Malgré ces défis, Nubowo se dit confiant dans sa capacité à préserver l’indépendance de l’Institut Maarif, soulignant que son conseil d’administration représente une diversité d’intérêts et d’opinions au sein de Muhammadiyah. Il a même critiqué certaines déclarations de dirigeants de Muhammadiyah concernant les manifestations antigouvernementales, estimant qu’elles consistaient à prêcher aux manifestants.
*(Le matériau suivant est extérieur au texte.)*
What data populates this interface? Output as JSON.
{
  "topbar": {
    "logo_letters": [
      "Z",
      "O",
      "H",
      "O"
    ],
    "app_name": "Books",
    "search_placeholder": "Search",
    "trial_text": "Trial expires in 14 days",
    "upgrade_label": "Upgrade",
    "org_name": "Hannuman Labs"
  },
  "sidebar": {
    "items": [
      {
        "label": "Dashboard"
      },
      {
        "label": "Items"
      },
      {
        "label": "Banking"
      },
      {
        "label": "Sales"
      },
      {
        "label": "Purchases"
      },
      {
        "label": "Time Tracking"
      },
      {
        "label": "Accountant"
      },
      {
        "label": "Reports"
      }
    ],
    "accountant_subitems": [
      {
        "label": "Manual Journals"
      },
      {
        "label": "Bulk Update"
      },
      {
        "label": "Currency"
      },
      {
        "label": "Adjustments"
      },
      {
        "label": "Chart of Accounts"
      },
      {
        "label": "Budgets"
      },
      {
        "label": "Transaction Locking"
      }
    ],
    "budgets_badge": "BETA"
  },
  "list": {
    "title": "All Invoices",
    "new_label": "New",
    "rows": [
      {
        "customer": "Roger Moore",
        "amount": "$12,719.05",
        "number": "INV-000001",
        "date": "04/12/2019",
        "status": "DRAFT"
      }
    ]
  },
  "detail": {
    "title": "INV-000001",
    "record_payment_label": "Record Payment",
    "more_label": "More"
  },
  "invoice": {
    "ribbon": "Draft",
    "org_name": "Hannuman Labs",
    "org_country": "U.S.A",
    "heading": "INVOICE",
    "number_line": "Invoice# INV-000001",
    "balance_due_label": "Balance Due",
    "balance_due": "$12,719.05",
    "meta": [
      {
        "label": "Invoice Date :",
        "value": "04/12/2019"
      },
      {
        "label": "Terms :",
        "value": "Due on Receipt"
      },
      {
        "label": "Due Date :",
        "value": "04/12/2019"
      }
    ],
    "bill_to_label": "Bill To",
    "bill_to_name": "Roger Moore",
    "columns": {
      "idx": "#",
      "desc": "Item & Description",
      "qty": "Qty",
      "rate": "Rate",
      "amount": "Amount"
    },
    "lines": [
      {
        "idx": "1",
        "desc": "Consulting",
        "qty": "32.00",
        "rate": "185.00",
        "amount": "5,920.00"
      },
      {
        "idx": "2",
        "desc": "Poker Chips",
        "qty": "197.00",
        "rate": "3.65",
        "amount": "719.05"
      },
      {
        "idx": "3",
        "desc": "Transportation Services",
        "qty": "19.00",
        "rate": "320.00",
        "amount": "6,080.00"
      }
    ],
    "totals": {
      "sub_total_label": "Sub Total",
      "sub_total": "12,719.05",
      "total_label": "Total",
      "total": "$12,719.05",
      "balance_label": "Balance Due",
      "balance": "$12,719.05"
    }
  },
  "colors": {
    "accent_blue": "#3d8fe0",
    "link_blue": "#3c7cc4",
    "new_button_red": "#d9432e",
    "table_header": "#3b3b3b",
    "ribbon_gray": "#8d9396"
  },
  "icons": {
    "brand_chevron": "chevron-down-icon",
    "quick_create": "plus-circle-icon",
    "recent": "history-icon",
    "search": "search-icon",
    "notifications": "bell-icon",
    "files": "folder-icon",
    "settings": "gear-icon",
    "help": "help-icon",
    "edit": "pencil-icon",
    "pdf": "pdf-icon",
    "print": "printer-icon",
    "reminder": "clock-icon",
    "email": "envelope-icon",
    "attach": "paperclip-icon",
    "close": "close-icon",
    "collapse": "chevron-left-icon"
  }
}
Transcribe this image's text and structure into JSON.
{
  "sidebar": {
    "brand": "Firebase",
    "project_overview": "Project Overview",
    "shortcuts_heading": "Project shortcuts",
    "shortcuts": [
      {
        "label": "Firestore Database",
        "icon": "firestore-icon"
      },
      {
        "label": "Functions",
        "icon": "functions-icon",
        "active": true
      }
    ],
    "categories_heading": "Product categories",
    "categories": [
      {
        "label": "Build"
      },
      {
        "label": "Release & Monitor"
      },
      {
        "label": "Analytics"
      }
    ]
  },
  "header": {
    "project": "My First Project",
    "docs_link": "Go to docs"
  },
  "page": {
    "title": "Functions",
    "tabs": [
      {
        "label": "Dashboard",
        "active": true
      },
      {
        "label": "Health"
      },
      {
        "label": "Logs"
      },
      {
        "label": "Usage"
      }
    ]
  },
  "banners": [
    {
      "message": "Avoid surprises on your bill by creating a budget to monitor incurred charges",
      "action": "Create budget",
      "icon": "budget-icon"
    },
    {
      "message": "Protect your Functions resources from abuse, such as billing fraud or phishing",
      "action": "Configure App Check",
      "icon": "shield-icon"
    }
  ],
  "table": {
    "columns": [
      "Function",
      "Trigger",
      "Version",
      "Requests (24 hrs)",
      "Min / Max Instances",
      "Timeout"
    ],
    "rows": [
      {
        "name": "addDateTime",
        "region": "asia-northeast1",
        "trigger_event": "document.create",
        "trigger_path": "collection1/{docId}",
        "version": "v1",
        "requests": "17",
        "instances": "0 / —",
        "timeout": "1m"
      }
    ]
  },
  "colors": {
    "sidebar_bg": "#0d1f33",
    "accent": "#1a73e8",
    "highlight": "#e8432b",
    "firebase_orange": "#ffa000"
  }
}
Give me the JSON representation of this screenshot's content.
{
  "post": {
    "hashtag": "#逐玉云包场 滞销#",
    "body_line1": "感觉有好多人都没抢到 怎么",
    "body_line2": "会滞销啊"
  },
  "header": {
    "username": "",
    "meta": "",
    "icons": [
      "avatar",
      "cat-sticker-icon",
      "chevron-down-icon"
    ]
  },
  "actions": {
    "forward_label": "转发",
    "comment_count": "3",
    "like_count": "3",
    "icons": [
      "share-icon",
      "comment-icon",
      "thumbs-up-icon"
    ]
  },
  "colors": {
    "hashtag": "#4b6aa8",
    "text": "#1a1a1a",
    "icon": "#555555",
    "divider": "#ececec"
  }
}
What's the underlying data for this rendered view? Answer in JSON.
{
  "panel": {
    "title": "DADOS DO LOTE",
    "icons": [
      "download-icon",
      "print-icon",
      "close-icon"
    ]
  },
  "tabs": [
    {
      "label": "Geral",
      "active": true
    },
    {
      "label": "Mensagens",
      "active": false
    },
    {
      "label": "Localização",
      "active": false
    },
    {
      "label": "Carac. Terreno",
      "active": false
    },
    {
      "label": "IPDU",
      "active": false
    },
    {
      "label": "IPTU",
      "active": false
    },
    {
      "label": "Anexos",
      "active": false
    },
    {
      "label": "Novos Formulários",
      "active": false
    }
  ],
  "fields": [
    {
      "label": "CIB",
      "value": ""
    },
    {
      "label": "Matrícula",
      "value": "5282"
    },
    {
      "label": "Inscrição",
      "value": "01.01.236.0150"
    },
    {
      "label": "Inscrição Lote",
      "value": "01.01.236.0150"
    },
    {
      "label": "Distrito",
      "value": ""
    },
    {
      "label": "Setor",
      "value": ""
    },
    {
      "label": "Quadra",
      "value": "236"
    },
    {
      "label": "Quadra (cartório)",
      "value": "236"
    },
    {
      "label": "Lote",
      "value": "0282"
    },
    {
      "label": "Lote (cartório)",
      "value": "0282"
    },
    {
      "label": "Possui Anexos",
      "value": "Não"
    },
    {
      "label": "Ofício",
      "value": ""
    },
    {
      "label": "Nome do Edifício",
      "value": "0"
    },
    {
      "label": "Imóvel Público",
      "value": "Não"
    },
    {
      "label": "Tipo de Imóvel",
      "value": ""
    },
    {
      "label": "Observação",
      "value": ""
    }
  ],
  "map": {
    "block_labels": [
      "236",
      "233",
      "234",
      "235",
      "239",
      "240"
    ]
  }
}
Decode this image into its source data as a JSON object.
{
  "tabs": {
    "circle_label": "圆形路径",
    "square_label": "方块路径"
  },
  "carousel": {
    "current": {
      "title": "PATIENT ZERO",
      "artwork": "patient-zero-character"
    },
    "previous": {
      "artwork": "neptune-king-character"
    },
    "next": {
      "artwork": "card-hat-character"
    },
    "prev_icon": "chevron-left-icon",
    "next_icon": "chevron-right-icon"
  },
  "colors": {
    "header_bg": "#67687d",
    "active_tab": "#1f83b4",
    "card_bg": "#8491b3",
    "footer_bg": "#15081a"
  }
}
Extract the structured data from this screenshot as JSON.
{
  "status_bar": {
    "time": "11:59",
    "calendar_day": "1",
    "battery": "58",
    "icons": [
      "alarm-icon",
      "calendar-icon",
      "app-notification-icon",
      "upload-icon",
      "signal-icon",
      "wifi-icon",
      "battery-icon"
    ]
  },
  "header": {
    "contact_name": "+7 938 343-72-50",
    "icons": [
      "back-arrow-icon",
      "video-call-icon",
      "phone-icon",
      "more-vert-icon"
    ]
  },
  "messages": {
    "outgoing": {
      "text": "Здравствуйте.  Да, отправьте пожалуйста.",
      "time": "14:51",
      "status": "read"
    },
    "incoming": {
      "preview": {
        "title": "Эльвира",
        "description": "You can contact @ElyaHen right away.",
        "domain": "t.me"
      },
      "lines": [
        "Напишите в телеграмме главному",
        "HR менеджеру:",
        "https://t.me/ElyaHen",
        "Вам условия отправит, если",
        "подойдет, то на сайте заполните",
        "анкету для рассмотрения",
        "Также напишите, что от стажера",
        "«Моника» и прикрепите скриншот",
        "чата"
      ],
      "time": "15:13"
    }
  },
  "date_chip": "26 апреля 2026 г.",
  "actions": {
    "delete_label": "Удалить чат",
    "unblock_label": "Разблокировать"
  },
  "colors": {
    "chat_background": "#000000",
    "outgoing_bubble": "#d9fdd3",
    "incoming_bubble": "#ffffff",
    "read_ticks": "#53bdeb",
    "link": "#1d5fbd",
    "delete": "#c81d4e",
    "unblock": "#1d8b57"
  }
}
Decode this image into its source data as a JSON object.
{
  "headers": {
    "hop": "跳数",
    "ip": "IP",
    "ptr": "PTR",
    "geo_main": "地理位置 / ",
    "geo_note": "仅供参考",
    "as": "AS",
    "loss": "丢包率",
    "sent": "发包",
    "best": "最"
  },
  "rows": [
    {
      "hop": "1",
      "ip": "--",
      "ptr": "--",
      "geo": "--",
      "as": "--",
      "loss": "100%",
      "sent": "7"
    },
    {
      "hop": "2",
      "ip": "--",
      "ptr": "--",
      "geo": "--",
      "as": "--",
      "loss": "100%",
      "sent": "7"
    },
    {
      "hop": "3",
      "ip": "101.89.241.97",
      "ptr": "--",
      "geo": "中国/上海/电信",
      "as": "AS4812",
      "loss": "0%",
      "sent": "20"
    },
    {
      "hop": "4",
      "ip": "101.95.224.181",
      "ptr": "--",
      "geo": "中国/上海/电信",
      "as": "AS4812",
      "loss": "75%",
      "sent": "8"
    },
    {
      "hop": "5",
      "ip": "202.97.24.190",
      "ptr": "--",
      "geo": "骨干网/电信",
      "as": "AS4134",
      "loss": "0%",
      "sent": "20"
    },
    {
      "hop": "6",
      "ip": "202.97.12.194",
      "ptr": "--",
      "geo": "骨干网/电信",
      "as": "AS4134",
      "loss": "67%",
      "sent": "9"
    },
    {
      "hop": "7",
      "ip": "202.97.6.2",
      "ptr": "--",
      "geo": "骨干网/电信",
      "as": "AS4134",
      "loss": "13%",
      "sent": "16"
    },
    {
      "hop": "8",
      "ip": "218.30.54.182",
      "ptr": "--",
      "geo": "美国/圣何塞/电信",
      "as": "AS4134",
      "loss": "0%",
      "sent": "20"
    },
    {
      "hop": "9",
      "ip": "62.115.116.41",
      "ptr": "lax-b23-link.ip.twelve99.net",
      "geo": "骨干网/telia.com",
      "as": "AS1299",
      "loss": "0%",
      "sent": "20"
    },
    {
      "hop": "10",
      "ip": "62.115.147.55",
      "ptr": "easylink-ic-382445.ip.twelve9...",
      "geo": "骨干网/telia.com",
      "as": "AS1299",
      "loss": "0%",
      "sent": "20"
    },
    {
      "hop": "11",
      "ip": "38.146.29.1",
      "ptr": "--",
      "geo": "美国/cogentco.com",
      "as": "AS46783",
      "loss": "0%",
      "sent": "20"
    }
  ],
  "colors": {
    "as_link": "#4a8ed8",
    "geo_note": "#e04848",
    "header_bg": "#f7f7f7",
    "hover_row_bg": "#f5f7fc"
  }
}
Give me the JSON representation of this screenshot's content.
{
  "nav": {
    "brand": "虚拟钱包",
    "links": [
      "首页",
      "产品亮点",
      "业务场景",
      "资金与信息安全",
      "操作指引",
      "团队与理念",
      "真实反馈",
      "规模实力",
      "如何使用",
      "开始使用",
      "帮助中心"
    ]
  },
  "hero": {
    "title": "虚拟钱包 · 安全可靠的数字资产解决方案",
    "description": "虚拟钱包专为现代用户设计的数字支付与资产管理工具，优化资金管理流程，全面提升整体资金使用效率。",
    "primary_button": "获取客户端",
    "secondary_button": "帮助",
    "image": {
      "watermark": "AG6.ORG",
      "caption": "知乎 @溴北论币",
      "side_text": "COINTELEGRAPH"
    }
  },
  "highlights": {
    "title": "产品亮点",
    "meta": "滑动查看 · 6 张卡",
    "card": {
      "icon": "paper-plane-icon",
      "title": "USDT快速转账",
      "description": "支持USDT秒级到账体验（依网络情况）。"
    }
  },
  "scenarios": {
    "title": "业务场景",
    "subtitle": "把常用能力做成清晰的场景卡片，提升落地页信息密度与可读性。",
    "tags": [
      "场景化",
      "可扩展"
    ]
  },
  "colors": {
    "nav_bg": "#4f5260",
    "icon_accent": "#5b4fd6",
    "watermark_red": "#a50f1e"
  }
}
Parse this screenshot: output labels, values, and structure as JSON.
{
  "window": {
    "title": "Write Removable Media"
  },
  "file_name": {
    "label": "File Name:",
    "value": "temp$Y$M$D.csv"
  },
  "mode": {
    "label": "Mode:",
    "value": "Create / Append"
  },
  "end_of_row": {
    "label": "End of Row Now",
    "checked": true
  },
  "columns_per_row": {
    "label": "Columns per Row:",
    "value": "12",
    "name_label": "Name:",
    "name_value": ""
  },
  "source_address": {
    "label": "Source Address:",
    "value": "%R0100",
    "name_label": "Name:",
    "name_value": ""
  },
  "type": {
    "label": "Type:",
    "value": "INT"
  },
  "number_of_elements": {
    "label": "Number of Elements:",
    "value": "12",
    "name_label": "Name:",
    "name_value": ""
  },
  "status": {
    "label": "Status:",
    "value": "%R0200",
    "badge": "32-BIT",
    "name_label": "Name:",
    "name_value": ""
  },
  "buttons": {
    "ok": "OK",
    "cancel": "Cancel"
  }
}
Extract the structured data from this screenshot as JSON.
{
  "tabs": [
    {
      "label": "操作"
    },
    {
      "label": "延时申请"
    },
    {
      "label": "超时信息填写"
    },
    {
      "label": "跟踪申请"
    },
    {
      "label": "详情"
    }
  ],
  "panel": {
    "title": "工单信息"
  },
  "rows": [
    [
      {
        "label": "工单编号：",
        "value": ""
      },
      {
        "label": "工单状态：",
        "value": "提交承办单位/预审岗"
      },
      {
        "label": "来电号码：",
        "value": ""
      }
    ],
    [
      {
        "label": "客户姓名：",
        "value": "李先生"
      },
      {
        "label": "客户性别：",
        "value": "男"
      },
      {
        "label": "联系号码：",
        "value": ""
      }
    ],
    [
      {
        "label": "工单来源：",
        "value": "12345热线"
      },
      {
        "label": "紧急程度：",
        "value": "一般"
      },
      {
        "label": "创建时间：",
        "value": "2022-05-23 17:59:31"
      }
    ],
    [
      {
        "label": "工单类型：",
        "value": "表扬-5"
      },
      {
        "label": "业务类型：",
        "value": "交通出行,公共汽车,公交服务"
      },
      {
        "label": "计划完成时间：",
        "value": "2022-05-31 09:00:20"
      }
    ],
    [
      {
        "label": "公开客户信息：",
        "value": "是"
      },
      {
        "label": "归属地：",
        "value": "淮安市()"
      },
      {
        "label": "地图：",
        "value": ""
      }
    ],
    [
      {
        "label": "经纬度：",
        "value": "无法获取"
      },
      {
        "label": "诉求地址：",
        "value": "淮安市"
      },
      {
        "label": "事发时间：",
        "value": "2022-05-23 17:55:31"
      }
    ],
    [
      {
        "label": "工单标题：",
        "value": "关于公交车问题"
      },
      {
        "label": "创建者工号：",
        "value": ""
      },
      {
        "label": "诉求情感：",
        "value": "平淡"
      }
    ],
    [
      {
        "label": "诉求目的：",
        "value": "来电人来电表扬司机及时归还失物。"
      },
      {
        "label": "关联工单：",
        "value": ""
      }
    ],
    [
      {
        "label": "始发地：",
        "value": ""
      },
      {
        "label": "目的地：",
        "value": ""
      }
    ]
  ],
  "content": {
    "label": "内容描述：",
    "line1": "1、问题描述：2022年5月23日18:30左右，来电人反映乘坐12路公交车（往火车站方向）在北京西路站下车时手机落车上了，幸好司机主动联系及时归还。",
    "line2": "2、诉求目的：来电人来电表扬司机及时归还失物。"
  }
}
Le 9 août 2025, il a publié sur Facebook : « Urgence économique et injustice sociale, pas la religion. Amok ne peut pas être apprivoisé par des sermons religieux. Il faut s’attaquer immédiatement aux racines du problème ».
Dans un contexte de préoccupations concernant un renouveau autoritaire en Indonésie, ces deux intellectuels du JIMM jouent un rôle de plus en plus important au sein de Muhammadiyah. Malgré les contraintes culturelles et structurelles auxquelles ils sont confrontés, ils pourraient contribuer à façonner l’avenir de l’islam indonésien sous la présidence de Prabowo Subianto et au-delà.